ITER financing still not settled
By Dafydd ab Iago | Wednesday 26 May 2010
Despite an approaching deadline of 17 June, research ministers, meeting in Brussels on 26 May, only aired their differences as to the EU’s position on financing the ITER fusion project. More positively, though, ministers were able to file off a series of conclusions on improving governance of research, simplifying research and innovation programmes and on improving innovation.
Despite the failure to secure a position on ITER, Cristina Garmendia, Spanish minister for science and innovation, told journalists that her Presidency programme was almost “completed”. To their credit, the Spaniards have underlined the importance of improved social conditions for researchers and boosting mobility in practical ways. The Spaniards, under Garmendia, also led European ministers, on 26 May, into adopting conclusions on the future development of the European Research Area as well as simplified and more efficient European research programmes.
In their conclusions, ministers admit the “urgent” need for an in-depth rethinking of the way European research and innovation programmes are designed and implemented. The aim is to make programmes simple, efficient and interoperable as well as to respond to the demands of the scientific community. The Council claims to have a series of guidelines for developing the ERA.
As for innovation, the Council adopted conclusions on creating an innovative Europe. Five main areas for action are mentioned: financing, market, governance, regional priorities and people. Suggestions include the promotion of adequate incentives to attract private investors or boosting the potential of public procurement for innovative processes and services as well as removing barriers in innovative markets. The Commission now promises to publish a European research and innovation plan in the autumn.

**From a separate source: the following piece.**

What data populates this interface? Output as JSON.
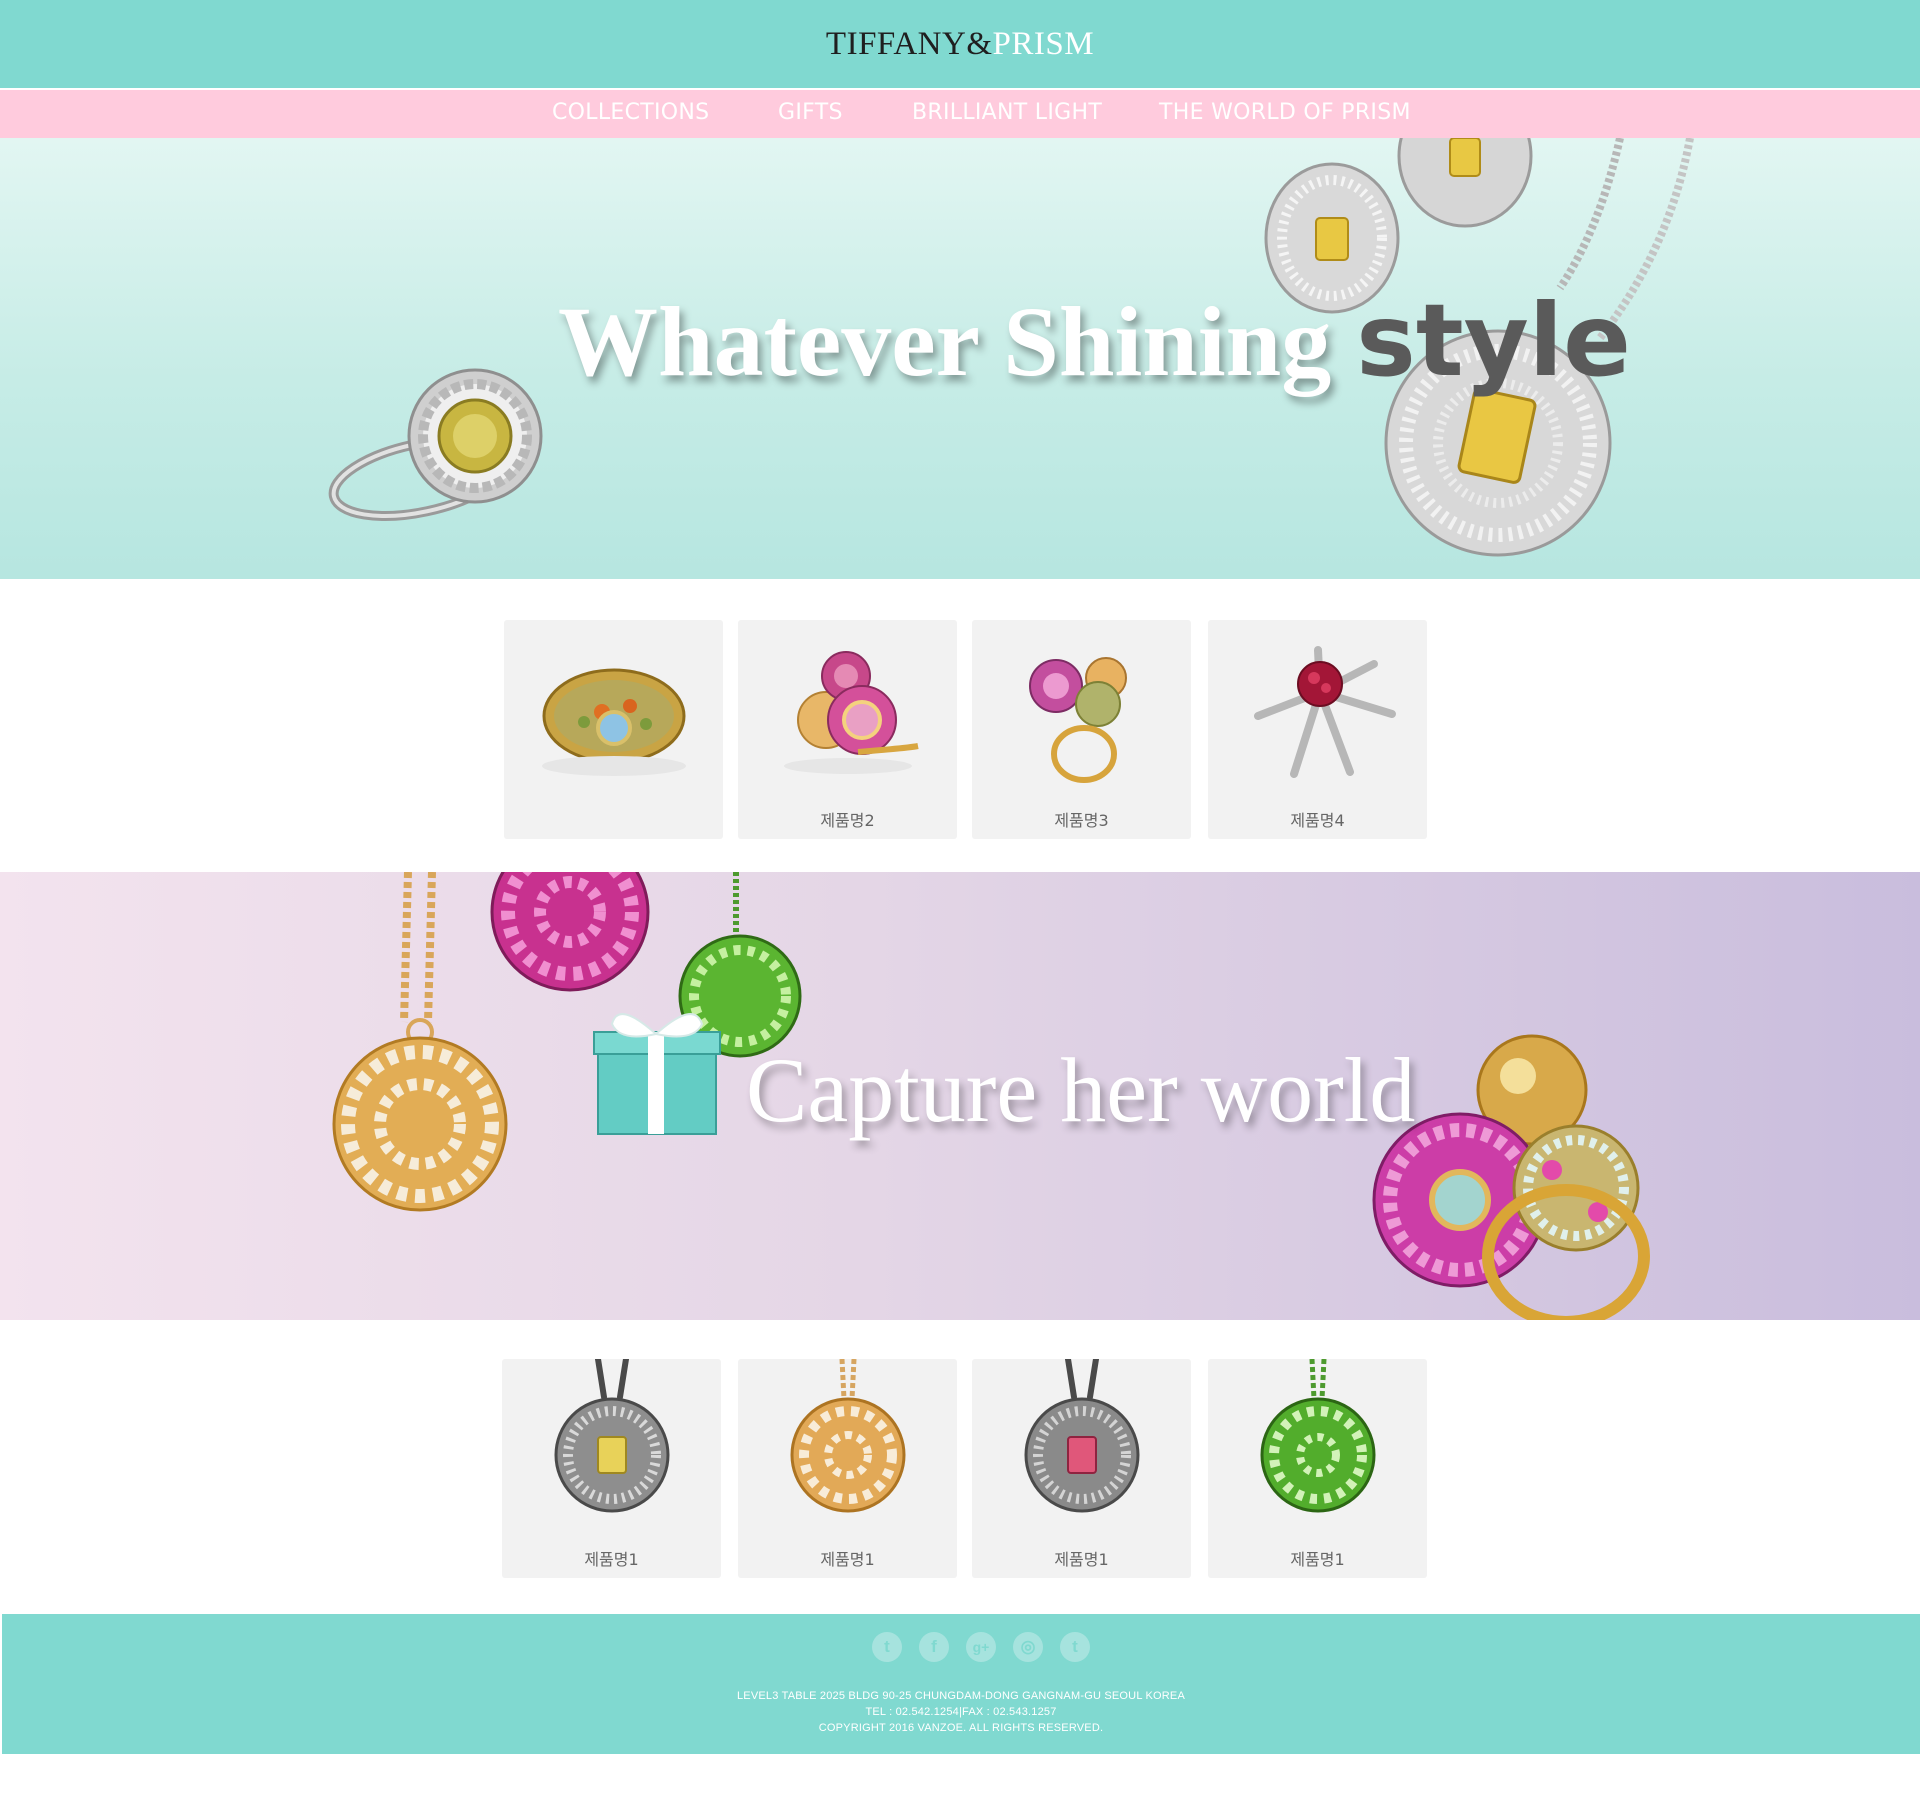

The major point for discussion was the International Thermonuclear Experimental Reactor (ITER). Ministers mulled over the Commission’s recent communication on the ITER. The Commission is asking for more money, but admits that a mechanism for dealing with any further overruns is needed. The Competitiveness Council had previously, on 16 November 2009, reaffirmed its support for ITER, albeit subject to “credible” cost assessments, “acceptable” cost and cost containment as well as a “realistic” timetable for the construction. Ministers also want “sound” management of the project at all levels.
ITER has some major opponents at a practical level, with the Germans unwilling to commit to writing a blank check for the project. So far, at least, the Germans are only willing to fill the temporary financial hole requested by the Commission in its communication. Research Commissioner Máire Geoghegan-Quinn admitted that time is pressing. The EU should finalise its position on ITER by 17 June. She called on the Council to give a political assurance on financing a sustainable (ie long-term) financial framework for the nuclear fusion programme. The Spanish minister, however, could only confirm the continuing lack of agreement on ITER financing.
Ministers also discussed, once more, the setting of national targets in the field of research. Whilst the March 2010 European Council confirmed 3% of GDP as the R&D target for 2020, it only invited member states to set their own ‘indicative’ national R&D targets. This would take account of member states’ relative starting positions and national circumstances. The European Council is now set, on 17-18 June, to endorse only ‘indicative’ national targets for R&D.
Ministers, though, are already having a tough time maintaining current levels of spending on research and higher education (see other article). “Each one of them will battle strongly with their own financial ministers to ensure that investment will not be cut back,” said an optimistic Geoghegan-Quinn. The spirit of the times, though, obviously favours cuts. The commissioner herself was forced to recognise this mean spirit when surrendering her Irish ministerial and other pensions worth over €100,000.
Garmendia appeared more understanding. “Many countries are not looking at what should be done, but at what can be done,” she admitted.